The Count took up the book, and going up to Coral, drew her beside him on the sofa.

“Have you read this book, Coralie?”

“Yes, father.”

“Do you like it?”

“Oh, it is beautiful—as beautiful as love itself; as full of sweetness and as full of sorrow.”

Her father gazed at her earnestly.

“Had you been Virginia, would you have suffered any one to tear you from Paul?”

“No,” said Coral; “no power on earth should have separated us. No power but his own bidding,” she added, in a more subdued tone. Still the Count watched her anxiously.

“Coralie,” he said, after a pause, I had a letter from your friend Keefe Dillon today.”

A bright smile shot over her face; her whole soul seemed to flash from her eyes, eager and questioning.

“Oh, father, tell me all, quick. Is he well?—what does he say?”

“He is well,” said the Count, gravely. “I wrote to ask him if there was any way in which I could show my gratitude for all we owe him, offering to serve him in any way he could point out to the utmost of my power. You need not be afraid, Coralie; I think even you would have approved of my letter. I felt warmly; how could I feel otherwise towards one who had preserved my child from dangers I shudder to think of, and restored her to my arms, and I wrote as I felt; but it seems he does not need, or will not accept, anything from me. He desires nothing from me, but an assurance that I have made you happy.”

Coral had hung upon every word her father uttered, as if she expected a sentence of life or death to proceed from his lips; and when he ceased speaking, she slid softly from the sofa, wrapped her arms round his knees, and looking up into his face with an expression of intense earnestness such as he had never seen eyes express before, she said in a low, fervent voice, “I can never be happy away from him.”

“Do you love him so much?” asked her father, sadly.

Coral still kept her eloquent eyes fastened on him, and her lips just parted to emit the single word “Yes;” but the tone in which it was uttered, and the look that accompanied it, were stronger confirmation than a volume of protestations could have been.

“You love him better than your father, whose life is bound up in yours, and better than your father’s God?”

“I loved him before I ever heard of my father,” said Coral, softly; “and that good God who is mine as well as my father’s, has made my heart and his grow together.”

“You think he loves you, then?” said her father, “but how could he help it?—We1l, Mignon, I do not deny that he has acted honourably and nobly towards you, but for all that, if I were to see him I might find him rough, coarse, and ignorant.”

Springing back from her father, to whom she had been clinging more closely than ever a minute before, Coral passionately interrupted him.

“Keefe is never coarse and rough,” she exclaimed; “he is gentle and kind to everything in the world; to the little children, to horses and cattle, to the squirrels and birds, to the ugliest and meanest thing that crawls.
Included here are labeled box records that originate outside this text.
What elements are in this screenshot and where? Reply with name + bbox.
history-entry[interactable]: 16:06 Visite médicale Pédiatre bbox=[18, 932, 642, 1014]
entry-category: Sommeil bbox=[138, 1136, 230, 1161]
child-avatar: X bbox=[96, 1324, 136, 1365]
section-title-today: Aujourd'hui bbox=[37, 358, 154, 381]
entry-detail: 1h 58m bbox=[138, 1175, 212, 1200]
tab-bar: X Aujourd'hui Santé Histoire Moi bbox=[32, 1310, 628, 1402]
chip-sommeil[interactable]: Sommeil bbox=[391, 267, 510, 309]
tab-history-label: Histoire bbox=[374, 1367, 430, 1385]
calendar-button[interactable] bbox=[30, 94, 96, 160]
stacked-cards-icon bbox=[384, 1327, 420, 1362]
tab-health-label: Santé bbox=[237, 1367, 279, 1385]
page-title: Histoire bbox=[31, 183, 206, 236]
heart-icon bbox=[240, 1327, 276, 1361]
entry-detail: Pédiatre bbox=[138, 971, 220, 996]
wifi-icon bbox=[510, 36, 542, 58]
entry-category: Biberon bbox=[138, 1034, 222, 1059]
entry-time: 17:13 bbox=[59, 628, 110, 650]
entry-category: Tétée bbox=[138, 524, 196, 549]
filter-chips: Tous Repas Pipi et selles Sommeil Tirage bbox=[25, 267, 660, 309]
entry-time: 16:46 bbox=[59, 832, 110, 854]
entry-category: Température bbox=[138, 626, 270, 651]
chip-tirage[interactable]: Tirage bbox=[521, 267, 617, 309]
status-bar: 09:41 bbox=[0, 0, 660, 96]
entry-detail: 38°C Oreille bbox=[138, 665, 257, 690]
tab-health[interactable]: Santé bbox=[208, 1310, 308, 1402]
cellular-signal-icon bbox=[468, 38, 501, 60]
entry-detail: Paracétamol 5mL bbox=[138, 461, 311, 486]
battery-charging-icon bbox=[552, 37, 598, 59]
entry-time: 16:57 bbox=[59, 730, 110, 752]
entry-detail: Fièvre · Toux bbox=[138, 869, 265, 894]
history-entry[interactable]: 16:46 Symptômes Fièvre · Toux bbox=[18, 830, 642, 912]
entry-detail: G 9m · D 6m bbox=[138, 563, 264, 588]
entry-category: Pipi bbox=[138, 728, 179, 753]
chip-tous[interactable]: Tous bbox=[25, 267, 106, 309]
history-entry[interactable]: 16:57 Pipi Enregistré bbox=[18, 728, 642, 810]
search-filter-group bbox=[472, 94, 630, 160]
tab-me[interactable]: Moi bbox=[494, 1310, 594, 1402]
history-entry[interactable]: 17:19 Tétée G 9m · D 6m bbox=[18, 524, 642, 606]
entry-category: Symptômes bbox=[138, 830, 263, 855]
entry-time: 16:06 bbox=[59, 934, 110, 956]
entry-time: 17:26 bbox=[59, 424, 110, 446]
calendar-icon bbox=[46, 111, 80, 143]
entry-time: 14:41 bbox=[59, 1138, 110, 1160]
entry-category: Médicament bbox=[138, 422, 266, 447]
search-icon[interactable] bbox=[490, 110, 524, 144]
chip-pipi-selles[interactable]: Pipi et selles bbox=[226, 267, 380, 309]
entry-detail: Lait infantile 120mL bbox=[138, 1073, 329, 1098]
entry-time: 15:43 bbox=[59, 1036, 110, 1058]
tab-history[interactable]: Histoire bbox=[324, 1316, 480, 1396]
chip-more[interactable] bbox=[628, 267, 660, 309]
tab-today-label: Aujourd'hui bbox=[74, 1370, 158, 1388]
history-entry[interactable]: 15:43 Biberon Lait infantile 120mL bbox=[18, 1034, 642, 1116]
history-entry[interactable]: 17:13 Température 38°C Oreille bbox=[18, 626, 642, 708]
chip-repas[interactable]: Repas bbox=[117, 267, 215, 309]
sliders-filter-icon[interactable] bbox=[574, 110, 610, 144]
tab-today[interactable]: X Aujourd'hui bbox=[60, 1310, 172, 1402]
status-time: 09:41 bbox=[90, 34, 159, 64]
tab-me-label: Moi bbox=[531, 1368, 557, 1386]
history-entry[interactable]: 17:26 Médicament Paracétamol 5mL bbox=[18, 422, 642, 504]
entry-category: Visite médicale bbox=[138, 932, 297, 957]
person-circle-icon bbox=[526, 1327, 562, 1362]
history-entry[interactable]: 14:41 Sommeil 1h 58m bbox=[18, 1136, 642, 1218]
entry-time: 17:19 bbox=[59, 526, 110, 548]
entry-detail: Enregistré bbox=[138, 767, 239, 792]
And he looks so brave, and so true and kind; I have never seen any one here that wouldn’t look mean and insignificant beside him. And he is not ignorant father; you must not judge him by me; he knows a great deal about books, and he knows other things that are better and nobler for a man to know.”

Her father smiled, though the smile was a sad one.

“You are a warm pleader, Coralie,” he said; “and a romantic girl, but romance will not last for ever,” and he sighed.

“Are truth and faithfulness and love romance?” said Coral; “if they are, I hope they will last with me for ever. I know people always talk as if romance was a false thing; but then it seems to me that it is those feelings and faiths I think the best and truest on earth they call romance.”

Again the Count sighed as he thought of that bright young spirit, so tender and so true, whose unselfish devotion he had found as real as any ever ridiculed as an impossible fiction when told in story or song.